Tech Tools for Teams: Using Voicethread
I’ve got an interesting admission to make: I’m a HORRIBLE guy to have on a learning team!
Kind of strange, isn’t it? I mean, how could a trained Solution Tree associate and author who has written about the beauty of professional learning communitiesfor years possibly be bad to have around the ole PLC meeting table? You’d think that somewhere in the thousands of pages I’ve churned out, there’s got to be at least something valuable to learn.
Ask my colleagues, and they’ll tell you that my knowledge of the learning community process isn’t the problem. Instead, it’s my complete inability to keep my mouth shut for more than 30 consecutive seconds during meetings!
You know the type: We’re completely wired 24 hours a day. We’ve got ideas (read: strongly held opinions) about EVERYTHING! We’ll tell you exactly how we feel about lesson planning, student assessment, parent conferences, font styles, student schedules, locker assignments, homework policies, discipline plans, remediation, enrichment, after-school activities, teacher certification, state budgets, the Major League Baseball steroid scandal, the wisdom of wearing white after Labor Day, Oprah’s Book Club, Brangelina...
(Sounds familiar, doesn’t it?)
And while there’s nothing inherently evil about our incessant desire to share everything that we know with anyone who will listen during the course of every single meeting, it sure makes it difficult to get a word in edgewise!
You dance around us, don’t you? Sometimes, you’ll poke your way into our one-sided conversations with a comment or two when we pause to catch our breath. Other times, you decide that it’s best to nod your head and agree just for the sake of getting through the meeting agenda in less than an hour.
The problem is that when faculties let a handful of individuals dominate conversations, it’s difficult to build consensus and community! Bright people end up sidelined and feeling marginalized while bloated filibusters like me ramble on for hours. Eyes ALWAYS roll when schools rely on "the loudest voice wins" approach to decision making.
Which is where Voicethread "a free digital tool that allows a group of users to engage in ongoing, asynchronous conversations about topics of interest”comes in. While digital dialogue may seem initially strange in a profession driven by human relationships, I’d argue that electronic forums can make conversations on challenging topics more approachable to all faculty members.

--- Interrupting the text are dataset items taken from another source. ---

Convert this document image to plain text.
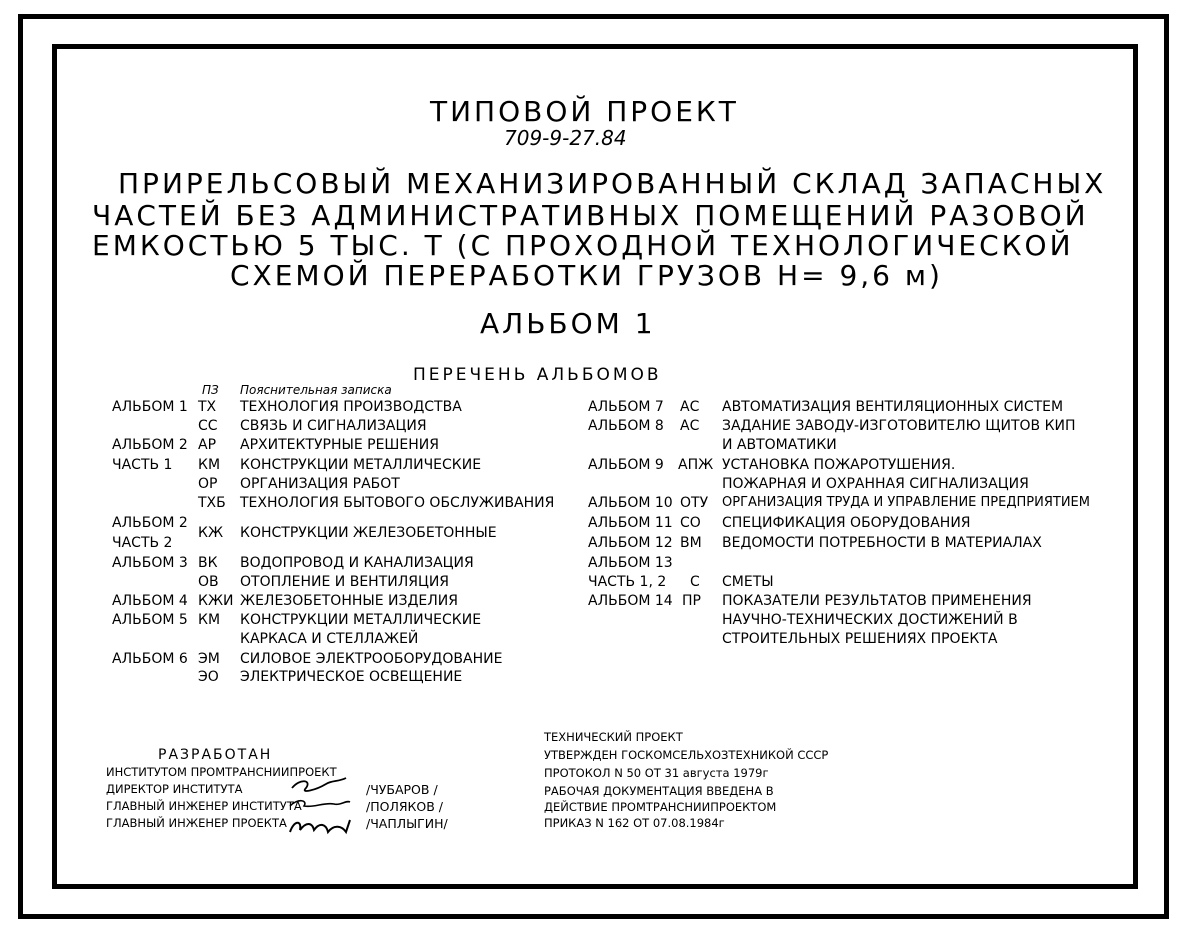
ТИПОВОЙ ПРОЕКТ
709-9-27.84
ПРИРЕЛЬСОВЫЙ МЕХАНИЗИРОВАННЫЙ СКЛАД ЗАПАСНЫХ
ЧАСТЕЙ БЕЗ АДМИНИСТРАТИВНЫХ ПОМЕЩЕНИЙ РАЗОВОЙ
ЕМКОСТЬЮ 5 ТЫС. Т (С ПРОХОДНОЙ ТЕХНОЛОГИЧЕСКОЙ
СХЕМОЙ ПЕРЕРАБОТКИ ГРУЗОВ Н= 9,6 м)
АЛЬБОМ 1
ПЕРЕЧЕНЬ АЛЬБОМОВ
ПЗ Пояснительная записка
АЛЬБОМ 1 ТХ ТЕХНОЛОГИЯ ПРОИЗВОДСТВА
СС СВЯЗЬ И СИГНАЛИЗАЦИЯ
АЛЬБОМ 2 АР АРХИТЕКТУРНЫЕ РЕШЕНИЯ
ЧАСТЬ 1 КМ КОНСТРУКЦИИ МЕТАЛЛИЧЕСКИЕ
ОР ОРГАНИЗАЦИЯ РАБОТ
ТХБ ТЕХНОЛОГИЯ БЫТОВОГО ОБСЛУЖИВАНИЯ
АЛЬБОМ 2
КЖ КОНСТРУКЦИИ ЖЕЛЕЗОБЕТОННЫЕ
ЧАСТЬ 2
АЛЬБОМ 3 ВК ВОДОПРОВОД И КАНАЛИЗАЦИЯ
ОВ ОТОПЛЕНИЕ И ВЕНТИЛЯЦИЯ
АЛЬБОМ 4 КЖИ ЖЕЛЕЗОБЕТОННЫЕ ИЗДЕЛИЯ
АЛЬБОМ 5 КМ КОНСТРУКЦИИ МЕТАЛЛИЧЕСКИЕ
КАРКАСА И СТЕЛЛАЖЕЙ
АЛЬБОМ 6 ЭМ СИЛОВОЕ ЭЛЕКТРООБОРУДОВАНИЕ
ЭО ЭЛЕКТРИЧЕСКОЕ ОСВЕЩЕНИЕ
АЛЬБОМ 7 АС АВТОМАТИЗАЦИЯ ВЕНТИЛЯЦИОННЫХ СИСТЕМ
АЛЬБОМ 8 АС ЗАДАНИЕ ЗАВОДУ-ИЗГОТОВИТЕЛЮ ЩИТОВ КИП
И АВТОМАТИКИ
АЛЬБОМ 9 АПЖ УСТАНОВКА ПОЖАРОТУШЕНИЯ.
ПОЖАРНАЯ И ОХРАННАЯ СИГНАЛИЗАЦИЯ
АЛЬБОМ 10 ОТУ ОРГАНИЗАЦИЯ ТРУДА И УПРАВЛЕНИЕ ПРЕДПРИЯТИЕМ
АЛЬБОМ 11 СО СПЕЦИФИКАЦИЯ ОБОРУДОВАНИЯ
АЛЬБОМ 12 ВМ ВЕДОМОСТИ ПОТРЕБНОСТИ В МАТЕРИАЛАХ
АЛЬБОМ 13
ЧАСТЬ 1, 2 С СМЕТЫ
АЛЬБОМ 14 ПР ПОКАЗАТЕЛИ РЕЗУЛЬТАТОВ ПРИМЕНЕНИЯ
НАУЧНО-ТЕХНИЧЕСКИХ ДОСТИЖЕНИЙ В
СТРОИТЕЛЬНЫХ РЕШЕНИЯХ ПРОЕКТА
РАЗРАБОТАН
ИНСТИТУТОМ ПРОМТРАНСНИИПРОЕКТ
ДИРЕКТОР ИНСТИТУТА
ГЛАВНЫЙ ИНЖЕНЕР ИНСТИТУТА
ГЛАВНЫЙ ИНЖЕНЕР ПРОЕКТА
/ЧУБАРОВ /
/ПОЛЯКОВ /
/ЧАПЛЫГИН/
ТЕХНИЧЕСКИЙ ПРОЕКТ
УТВЕРЖДЕН ГОСКОМСЕЛЬХОЗТЕХНИКОЙ СССР
ПРОТОКОЛ N 50 ОТ 31 августа 1979г
РАБОЧАЯ ДОКУМЕНТАЦИЯ ВВЕДЕНА В
ДЕЙСТВИЕ ПРОМТРАНСНИИПРОЕКТОМ
ПРИКАЗ N 162 ОТ 07.08.1984г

So what exactly can a Voicethread conversation between members of a learning team look like?
Check out this Voicethread presentation that is being used to focus conversation around the vision statements of a learning community.
Pretty powerful stuff, huh? Did you notice how the participants in the conversation were freely challenging one another’s thinking? That is the kind of collective dialogue that is often missing from full staff faculty meetings. Also interesting is how some participants chose to use their real names, while others chose to work with pseudonyms and how participants used text, audio, and video comments to make their points.
Why does this matter?
Digital conversations can provide the members of your faculty with multiple avenues for participation that align with their personal levels of comfort both with technology and with their peers. Digital conversations also allow school leaders to get a better sense of the general thoughts and understandings of their entire faculties and provide teams with a permanent record of their developing thinking and collective decisions.
By structuring Voicethread conversations around key decisions, schools can level the playing field between the assertive faculty members who aren’t afraid to speak out in conversations and the more reserved minds who are seldom heard.
Think about how similar conversations can benefit the work in your building. Would your teachers embrace digital opportunities to interact? Would having time to think through responses and interactions result in more meaningful contributions to your building’s professional conversations?
Do some members of your learning team end up isolated in full faculty discussions by more assertive teachers? Do you find that teachers shy away from sharing controversial opinions for fear of alienating colleagues? Would participating become "safer" electronically?
Or am I just crazy in thinking that digital conversations can play a meaningful role in the work of professional learning communities?